The Finch Report is particularly significant because it is likely to influence public policy. Relying implicitly on evidence and practices largely drawn from the sciences, the Report builds a case for open-access journals, free to everyone with internet access. It recognizes, however, that information is not free (indeed never has been); financial resources are required to produce high quality academic journals—even of the digital variety. Accordingly, the Report recommends a transition in the financing of journals away from subscription revenues to a system in which authors pay journals when their work is published and all content is offered free to readers. In the Finch Report, this is called an author payment charge, or APC.

The concerns motivating these recommendations are valid, but the proposed solution raises serious questions for scholarly publishing, especially in the humanities and social sciences.

  1. Would the unfairness of unequal access be replaced by a different unfairness, one of opportunity to publish based on the availability of funds? Rich universities (and rich authors) can with equanimity pay a charge to have work published. So can those funded by research grants with provisions for publication subventions built in. But others, especially junior scholars and those with only tenuous institutional arrangements, cannot pay. This different unfairness would be at least as pernicious as the current one. It would particularly diminish publication opportunities in fields where grants tend to be small and not central to the way research is done. For a foundation considering a million dollar physics grant, the inclusion of an additional $6,000 to publish the three articles that the proposers hope will result is completely trivial; for a historian who already funds his/her own summer trips to archives, that same $6,000 could represent a substantial share of the year’s salary.
  2. While libraries (and individuals) would be able to maintain journal subscriptions, would universities and research institutes find themselves robbing Peter to pay Paul?
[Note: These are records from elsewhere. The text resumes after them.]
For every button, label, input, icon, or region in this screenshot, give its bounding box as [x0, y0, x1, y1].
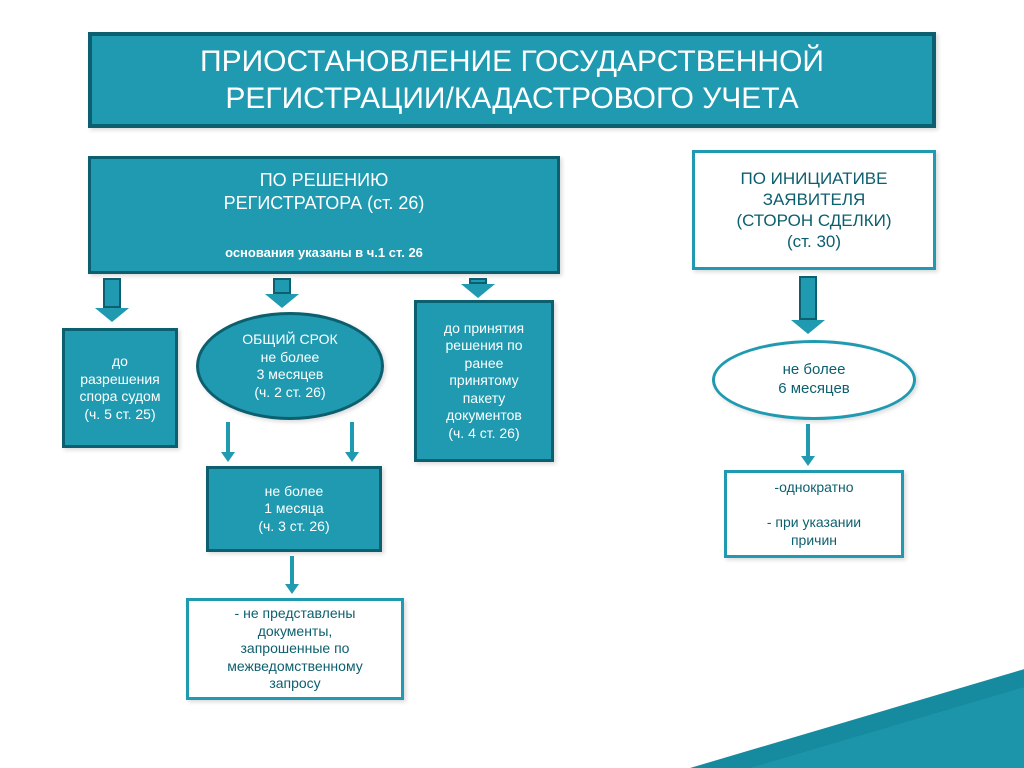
box_court: доразрешенияспора судом(ч. 5 ст. 25)	[62, 328, 178, 448]
title: ПРИОСТАНОВЛЕНИЕ ГОСУДАРСТВЕННОЙ РЕГИСТРА…	[88, 32, 936, 128]
ellipse_6mo: не более6 месяцев	[712, 340, 916, 420]
arrow-5	[285, 556, 299, 594]
arrow-6	[791, 276, 825, 334]
box_1mo: не более1 месяца(ч. 3 ст. 26)	[206, 466, 382, 552]
arrow-4	[345, 422, 359, 462]
left_main: ПО РЕШЕНИЮРЕГИСТРАТОРА (ст. 26) основани…	[88, 156, 560, 274]
arrow-2	[461, 278, 495, 298]
arrow-0	[95, 278, 129, 322]
right_main: ПО ИНИЦИАТИВЕЗАЯВИТЕЛЯ(СТОРОН СДЕЛКИ)(ст…	[692, 150, 936, 270]
corner-decoration-shade	[750, 686, 1024, 768]
box_once: -однократно - при указаниипричин	[724, 470, 904, 558]
arrow-7	[801, 424, 815, 466]
arrow-1	[265, 278, 299, 308]
ellipse_3mo: ОБЩИЙ СРОКне более3 месяцев(ч. 2 ст. 26)	[196, 312, 384, 420]
arrow-3	[221, 422, 235, 462]
box_interdep: - не представленыдокументы,запрошенные п…	[186, 598, 404, 700]
box_docs: до принятиярешения поранеепринятомупакет…	[414, 300, 554, 462]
Would the money saved from library budgets instead be used to subsidize publication for scholars?
  3. Would the finances of the most comprehensive “flagship” journals be imperiled? While they accept roughly the same number of articles as others, they must evaluate many more submissions across a much wider swath of their disciplines, and have larger sections devoted to book reviews and other content that produces no revenue? Last year the American Historical Association spent over $460,000 to support the editorial processes of the American Historical Review, such as arranging double-blind peer review for articles, administering the selection of books and reviewers, and copyediting the content. How could AHR and others like it maintain the highest editorial standards without lowering its standards and accepting many more articles? Alternatively, flagship journals would have to charge much higher publication fees to cover the costs of reviewing the submissions they do not accept; this, too, would create perverse effects, encouraging more junior scholars or those at less wealthy institutions to shy away from the journals where their findings would get the most attention.
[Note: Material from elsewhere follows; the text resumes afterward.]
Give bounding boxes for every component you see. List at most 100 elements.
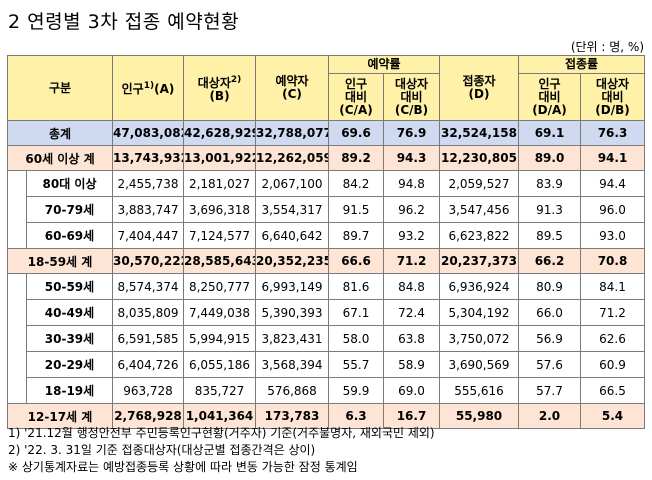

  4. Would an APC system create perverse incentives for both journals and authors? Would it tempt journals to publish as many articles as possible, and inspire authors to post papers on websites and bypass journals and peer review altogether? The American Historical Review, for instance, currently publishes only about nine percent of the articles received. The Editor and Associate Editor read all articles submitted, and if the articles are accepted for further review, the staff refer to an extensive (and expensive) database to find historians working in an array of institutional settings. Peer review is a costly procedure but justified where quality of scholarly publication is a high priority.
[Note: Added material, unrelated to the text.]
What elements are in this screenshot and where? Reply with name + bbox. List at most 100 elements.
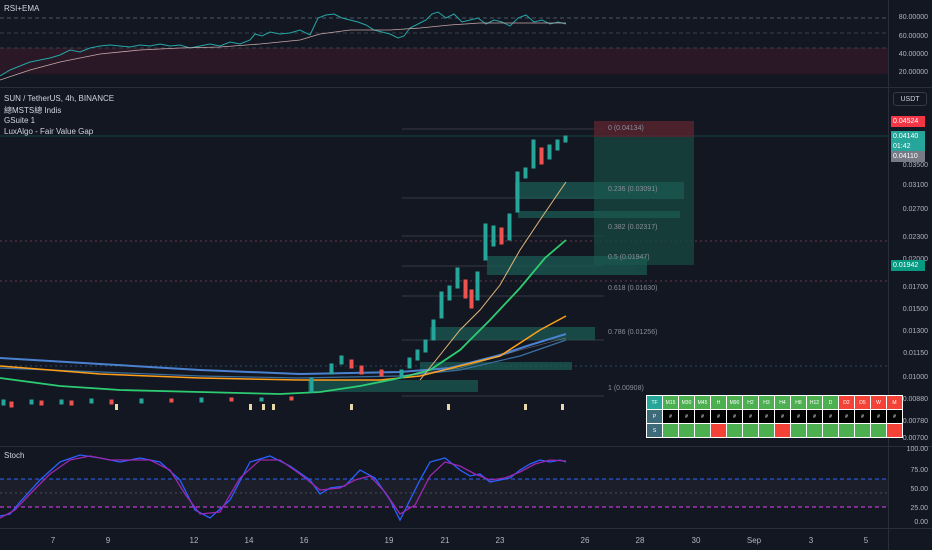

The current system of access to journal content certainly contains elements of unfairness, in addition to adding burdens to budgets of institutions already coping with diminishing resources. But solutions that ignore the wide differences between the respective landscapes of science and humanities journals generate new, and more difficult, dilemmas. Requiring authors to pay the costs of their own publications is not the answer. The AHA suggests that historians begin thoughtful conversations at their own institutions and participate in the discussions that we will initiate at our annual meeting, our web site and other appropriate venues.